Le grand benêt de Villeurbanne, expatrié en Arabie Saoudite, est accusé de répandre un frérisme d’atmosphère dans la jeunesse française… Gérald Darmanin affirme qu’il retirera ses accusations envers le joueur, s’il écrit un message pour notre professeur tué à Arras. L’avocat du footballeur dénonce un « odieux chantage », et explique qu’il lui aurait confié que « ce sont [ses] gamins qui souffrent parce qu’on accuse leur père d’être un terroriste »

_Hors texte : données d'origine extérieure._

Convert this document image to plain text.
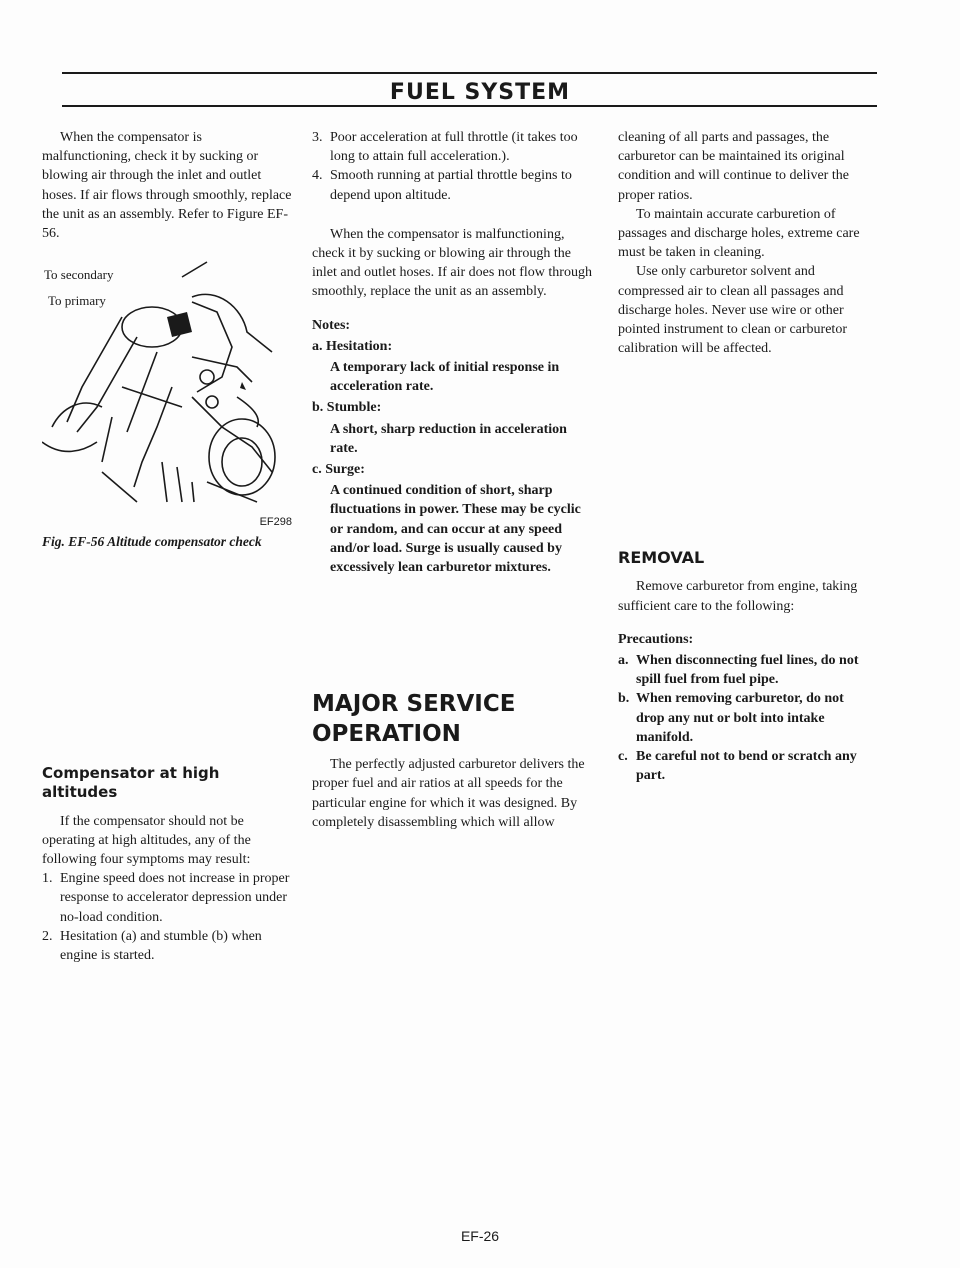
FUEL SYSTEM

When the compensator is malfunctioning, check it by sucking or blowing air through the inlet and outlet hoses. If air flows through smoothly, replace the unit as an assembly. Refer to Figure EF-56.

To secondary
To primary
EF298
Fig. EF-56 Altitude compensator check
Compensator at high altitudes

If the compensator should not be operating at high altitudes, any of the following four symptoms may result:

1. Engine speed does not increase in proper response to accelerator depression under no-load condition.
2. Hesitation (a) and stumble (b) when engine is started.
3. Poor acceleration at full throttle (it takes too long to attain full acceleration.).
4. Smooth running at partial throttle begins to depend upon altitude.

When the compensator is malfunctioning, check it by sucking or blowing air through the inlet and outlet hoses. If air does not flow through smoothly, replace the unit as an assembly.

Notes:
a. Hesitation:
A temporary lack of initial response in acceleration rate.
b. Stumble:
A short, sharp reduction in acceleration rate.
c. Surge:
A continued condition of short, sharp fluctuations in power. These may be cyclic or random, and can occur at any speed and/or load. Surge is usually caused by excessively lean carburetor mixtures.
MAJOR SERVICE OPERATION

The perfectly adjusted carburetor delivers the proper fuel and air ratios at all speeds for the particular engine for which it was designed. By completely disassembling which will allow

cleaning of all parts and passages, the carburetor can be maintained its original condition and will continue to deliver the proper ratios.

To maintain accurate carburetion of passages and discharge holes, extreme care must be taken in cleaning.

Use only carburetor solvent and compressed air to clean all passages and discharge holes. Never use wire or other pointed instrument to clean or carburetor calibration will be affected.

REMOVAL

Remove carburetor from engine, taking sufficient care to the following:

Precautions:
a. When disconnecting fuel lines, do not spill fuel from fuel pipe.
b. When removing carburetor, do not drop any nut or bolt into intake manifold.
c. Be careful not to bend or scratch any part.
EF-26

Malgré son départ pour l’Arabie Saoudite l’été dernier, et sa retraite internationale prise l’hiver dernier au lendemain d’un Mondial qu’il n’a pas joué, Karim Benzema est revenu en force dans l’actualité nationale. Pas forcément par la bonne porte. Le « Ballon d’or du peuple » (c’est ainsi qu’il s’est présenté quand il s’est vu remettre le prestigieux trophée décerné par France Football à l’automne 2023), est suspecté, depuis le retour du tragique au Proche-Orient, à Arras et à Bruxelles, de faire preuve de beaucoup d’empathie pour les victimes gazaouies des bombardements israéliens, « qui n’épargnent ni femmes ni enfants », et pas du tout pour les victimes du terrorisme islamiste, que ce soit durant les années 2015-2016 ou plus récemment après le drame d’Arras.

Notre ministre de l’Intérieur, Gérald Darmanin, le suspecte d’être en lien « notoire avec les frères musulmans », fameuse organisation née en 1922 en Égypte dont les branches sont multiples et complexes à travers le monde, du Hamas jusqu’à l’ex-UOIF (Union des organisations islamiques en France) devenue « Musulmans de France »[1] en 2017.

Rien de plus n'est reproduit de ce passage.